"Wenn man hoch schaut - die Tribünen haben gefühlt nie geendet", sagt die 28-Jährige im Gespräch mit dem Sport-Informations-Dienst (SID), "du kommst dir ein bisschen wie im Zoo vor: Du stehst unten, und alle schauen auf dich." Der Rahmen für das allererste Spiel in der Profiliga PWHL hätte für die Berlinerin nicht eindrucksvoller sein können. Und der Kontrast zu ihrem letzten Auftritt für die Eisbären in der DFEL nicht größer. 211 Fans hatten im Wellblechpalast Kluges Abschiedsvorstellung gegen Bergkamen gesehen, drei Wochen später gab sie in der fast ausverkauften NHL-Arena ihr Debüt für die Toronto Sceptres.
Seit dem Wechsel im Februar erlebt die Berlinerin als erste deutsche Feldspielerin in der PWHL, was es heißt, Eishockey-Profi zu sein. "Wir haben sechs Trainer auf dem Eis, drei Physiotherapeuten, Ernährungsberater, Athletikcoach, Psychologen, Ärzte", erzählt Kluge, "wenn wir reisen, werden die unsere Sachen gepackt und schon zum nächsten Ort gebracht.
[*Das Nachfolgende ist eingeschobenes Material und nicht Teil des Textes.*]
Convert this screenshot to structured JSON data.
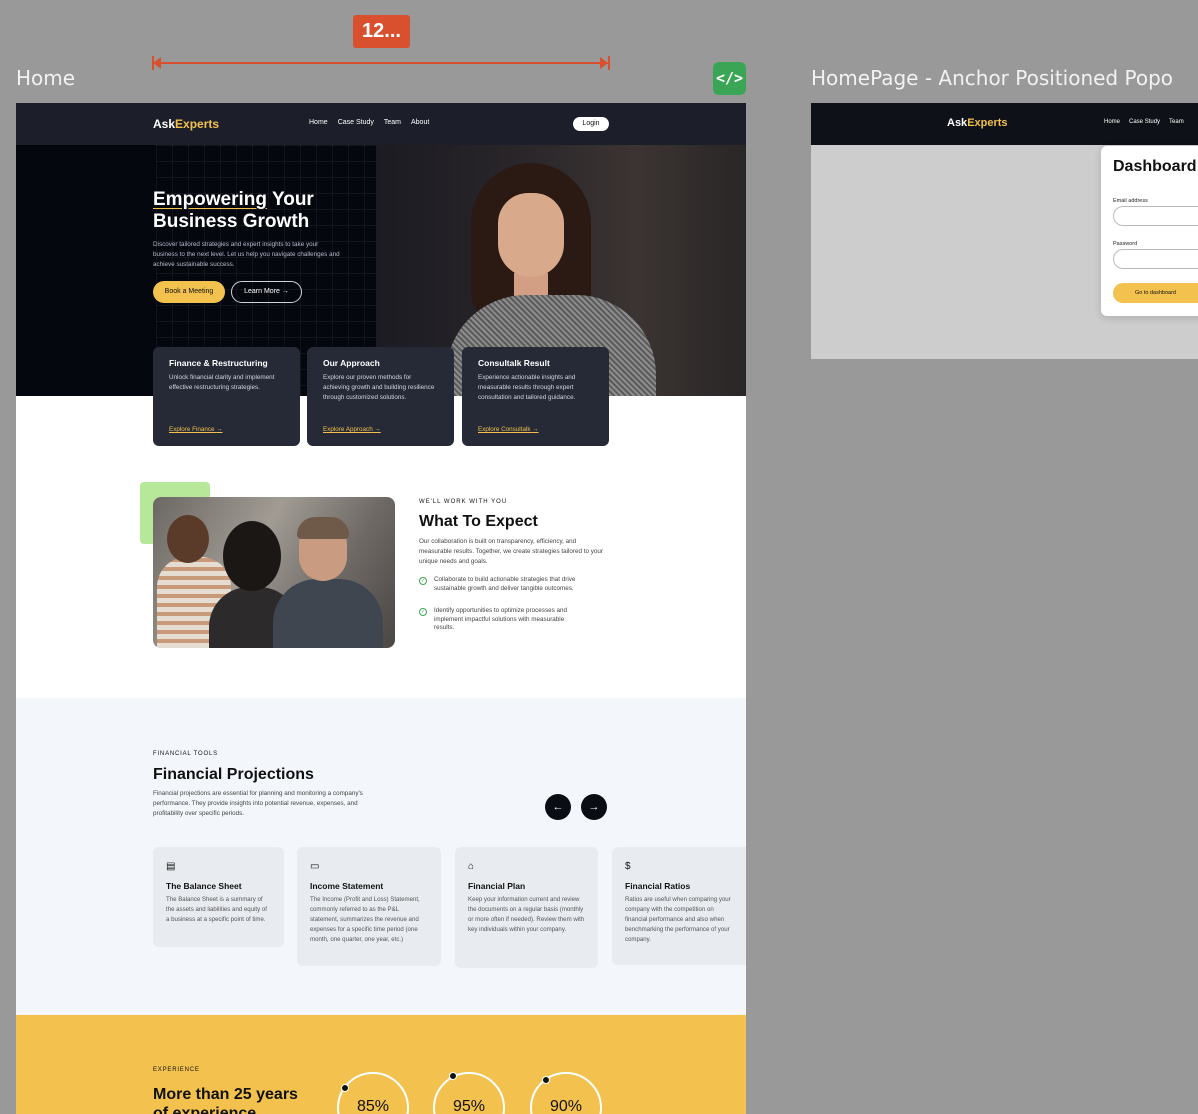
{
  "canvas": {
    "frame1_label": "Home",
    "frame2_label": "HomePage - Anchor Positioned Popo",
    "measure_value": "12...",
    "code_badge": "</>"
  },
  "nav": {
    "logo_part1": "Ask",
    "logo_part2": "Experts",
    "links": [
      "Home",
      "Case Study",
      "Team",
      "About"
    ],
    "login": "Login"
  },
  "hero": {
    "title_line1_a": "Empowering",
    "title_line1_b": "Your",
    "title_line2": "Business Growth",
    "description": "Discover tailored strategies and expert insights to take your business to the next level. Let us help you navigate challenges and achieve sustainable success.",
    "primary_button": "Book a Meeting",
    "secondary_button": "Learn More"
  },
  "services": [
    {
      "title": "Finance & Restructuring",
      "text": "Unlock financial clarity and implement effective restructuring strategies.",
      "link": "Explore Finance"
    },
    {
      "title": "Our Approach",
      "text": "Explore our proven methods for achieving growth and building resilience through customized solutions.",
      "link": "Explore Approach"
    },
    {
      "title": "Consultalk Result",
      "text": "Experience actionable insights and measurable results through expert consultation and tailored guidance.",
      "link": "Explore Consultalk"
    }
  ],
  "expect": {
    "kicker": "WE'LL WORK WITH YOU",
    "title": "What To Expect",
    "description": "Our collaboration is built on transparency, efficiency, and measurable results. Together, we create strategies tailored to your unique needs and goals.",
    "points": [
      "Collaborate to build actionable strategies that drive sustainable growth and deliver tangible outcomes.",
      "Identify opportunities to optimize processes and implement impactful solutions with measurable results."
    ]
  },
  "tools": {
    "kicker": "FINANCIAL TOOLS",
    "title": "Financial Projections",
    "description": "Financial projections are essential for planning and monitoring a company's performance. They provide insights into potential revenue, expenses, and profitability over specific periods.",
    "cards": [
      {
        "icon": "table-icon",
        "title": "The Balance Sheet",
        "text": "The Balance Sheet is a summary of the assets and liabilities and equity of a business at a specific point of time."
      },
      {
        "icon": "card-icon",
        "title": "Income Statement",
        "text": "The Income (Profit and Loss) Statement, commonly referred to as the P&L statement, summarizes the revenue and expenses for a specific time period (one month, one quarter, one year, etc.)"
      },
      {
        "icon": "bank-icon",
        "title": "Financial Plan",
        "text": "Keep your information current and review the documents on a regular basis (monthly or more often if needed). Review them with key individuals within your company."
      },
      {
        "icon": "dollar-icon",
        "title": "Financial Ratios",
        "text": "Ratios are useful when comparing your company with the competition on financial performance and also when benchmarking the performance of your company."
      }
    ]
  },
  "experience": {
    "kicker": "EXPERIENCE",
    "title_line1": "More than 25 years",
    "title_line2": "of experience",
    "stats": [
      "85%",
      "95%",
      "90%"
    ]
  },
  "popover": {
    "nav_links": [
      "Home",
      "Case Study",
      "Team"
    ],
    "title": "Dashboard",
    "email_label": "Email address",
    "password_label": "Password",
    "button": "Go to dashboard"
  },
  "colors": {
    "accent": "#f2c14e",
    "dark": "#1c1f29",
    "green": "#3aa655",
    "measure": "#d9502e"
  }
}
Wir kommen nur mit unserem Handgepäck zum Flughafen, werden danach zum Hotel gefahren. Wir können uns ganz darauf konzentrieren, unsere bestmögliche Leistung zu bringen."
Die Chance, das Hobby wirklich zum Beruf zu machen, kam mit Verspätung - und nach gründlicher Überlegung. Denn schon im vergangenen Sommer hatte sich Kluge für den Draft angemeldet, doch niemand wählte sie aus. Dennoch wurde sie von Toronto ins Trainingscamp eingeladen und bekam ein Vertragsangebot, doch da hatte sie bereits für ein weiteres Jahr als Sportsoldatin bei der Bundeswehr unterschrieben. Auch wenn "dadurch Sicherheit verloren" ging und "Ansprüche nach der Karriere" wegfielen, entschied sich Kluge, die schon vier Jahre lang in Minnesota College-Eishockey gespielt hatte, für das Abenteuer in Kanada.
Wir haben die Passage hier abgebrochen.